The point is that the struggle for good governance, equal rights, pluralism, tolerance, and actual democracy boils down to the question of citizenship, and how it is defined and incorporated into post-dictatorship Arab societies. If Islamists are allowed to monopolize the discourse regarding citizenship, turn it into a vehicle for an all-powerful majority rule that sets the stage for tyrannous majorities that oppress the rights of women, minorities and individuals, and hijack the concept of citizenship the way the former dictatorships hijacked the concept of secularism, distorting it beyond recognition, there will be no Arab revolutions at all. There will simply be the transfer of one form of authoritarian rule (republican or monarchical, but not Islamist) to another (Islamist or Islamist-influenced, possibly bolstered by consistently strong electoral results with limited separation of powers and very few protections for the rights of individuals, women and minorities). There is every reason to be deeply concerned that Islamists are dominating the conversation about citizenship at the moment in Arab political discourse. If one had any confidence that they were sincere, or even capable of being sincere, about the rights of citizens inherent in their individual citizenship, this would be a welcome rather than a worrying development. But any such confidence would be grossly naïve.

 

Therefore, one of the most urgent tasks facing those who seek an actually revolutionary, genuinely liberatory, and practically progressive Arab post-dictatorship future is to immediately get involved in the struggle over the definition of the concept of citizenship, and ensuring that Islamists are not able to hijack this ideal to defend oppressive majority rule, but rather to inculcate a sense that citizenship is about defining and defending the rights of each and every individual, woman and man, alike. Liberty, at its root, means maximizing the range of choices for every individual in any society while protecting the rights of others from encroachment by those choices. It’s a difficult balancing act, but it’s one that most of the rest of the world is much further along in negotiating than the Arabs are.

 

What most Arabs, above all the Islamists, but also many “liberals” who would unwisely and indefensibly prefer the old or re-jiggered dictatorships over potentially Islamist-dominated but genuinely limited and constitutionalist governments, need to understand is that real freedom — the only freedom that really counts — is the freedom for others to be radically wrong in one’s own eyes.
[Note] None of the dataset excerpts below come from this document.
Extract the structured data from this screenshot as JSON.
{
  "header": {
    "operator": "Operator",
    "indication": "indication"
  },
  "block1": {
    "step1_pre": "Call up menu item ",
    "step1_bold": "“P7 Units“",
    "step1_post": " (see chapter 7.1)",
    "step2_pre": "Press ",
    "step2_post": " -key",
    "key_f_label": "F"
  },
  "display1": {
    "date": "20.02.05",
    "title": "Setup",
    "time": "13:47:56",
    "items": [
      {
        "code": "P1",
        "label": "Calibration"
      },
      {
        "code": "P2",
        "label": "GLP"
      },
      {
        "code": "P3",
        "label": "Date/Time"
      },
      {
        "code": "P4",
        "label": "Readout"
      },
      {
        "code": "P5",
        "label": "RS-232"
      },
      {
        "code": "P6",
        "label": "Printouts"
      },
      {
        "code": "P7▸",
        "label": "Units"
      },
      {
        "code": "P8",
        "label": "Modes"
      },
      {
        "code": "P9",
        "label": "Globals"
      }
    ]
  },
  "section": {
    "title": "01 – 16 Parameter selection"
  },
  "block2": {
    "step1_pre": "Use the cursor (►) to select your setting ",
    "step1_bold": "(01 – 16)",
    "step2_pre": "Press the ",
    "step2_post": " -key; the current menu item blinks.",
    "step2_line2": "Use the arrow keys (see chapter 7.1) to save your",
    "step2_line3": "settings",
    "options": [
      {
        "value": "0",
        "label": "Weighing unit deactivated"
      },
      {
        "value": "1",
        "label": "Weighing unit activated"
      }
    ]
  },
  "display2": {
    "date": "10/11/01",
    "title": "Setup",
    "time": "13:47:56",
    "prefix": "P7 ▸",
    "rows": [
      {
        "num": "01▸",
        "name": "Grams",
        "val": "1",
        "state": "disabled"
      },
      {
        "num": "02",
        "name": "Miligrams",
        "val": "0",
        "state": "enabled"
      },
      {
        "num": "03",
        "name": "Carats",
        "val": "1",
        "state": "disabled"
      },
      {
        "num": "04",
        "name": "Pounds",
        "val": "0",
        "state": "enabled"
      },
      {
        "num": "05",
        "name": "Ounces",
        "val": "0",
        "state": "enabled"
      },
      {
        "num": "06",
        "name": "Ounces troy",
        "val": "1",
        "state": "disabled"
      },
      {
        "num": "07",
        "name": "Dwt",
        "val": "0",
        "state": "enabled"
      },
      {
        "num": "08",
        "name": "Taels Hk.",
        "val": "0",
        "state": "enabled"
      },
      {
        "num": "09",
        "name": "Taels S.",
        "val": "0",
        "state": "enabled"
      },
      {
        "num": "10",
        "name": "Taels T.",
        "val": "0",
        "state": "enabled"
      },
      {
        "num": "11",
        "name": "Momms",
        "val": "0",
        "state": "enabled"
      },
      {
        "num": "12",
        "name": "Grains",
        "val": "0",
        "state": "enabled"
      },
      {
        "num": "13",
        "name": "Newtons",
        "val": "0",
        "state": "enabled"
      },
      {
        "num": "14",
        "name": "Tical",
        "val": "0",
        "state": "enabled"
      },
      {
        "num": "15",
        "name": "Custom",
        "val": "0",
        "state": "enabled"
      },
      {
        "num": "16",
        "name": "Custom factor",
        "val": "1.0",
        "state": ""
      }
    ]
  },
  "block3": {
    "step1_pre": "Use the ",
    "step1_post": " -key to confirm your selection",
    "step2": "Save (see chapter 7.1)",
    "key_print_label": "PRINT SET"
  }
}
Of course, in acting out such “mistakes,” citizens cannot violate other’s inviolable rights either. But if the Islamists cannot understand why one would be secular, agnostic or atheist, and if atheists, agnostics and secularists cannot understand why anyone would be an Islamist, that’s the whole point of freedom. Pluralism means accepting the right of somebody else to choose to be, in your opinion, completely wrong, and defending that right in the context of freedom of conscience. This, now, is the idea that must quickly make headway in the Arab world if real citizenship, genuine democracy, pluralism, tolerance and women’s, minority and individual rights will actually be protected in post-dictatorship democracies. That would transform, irreversibly, the nature of the relationship between the Arab individual and her or his state and society. That would be a REAL revolution.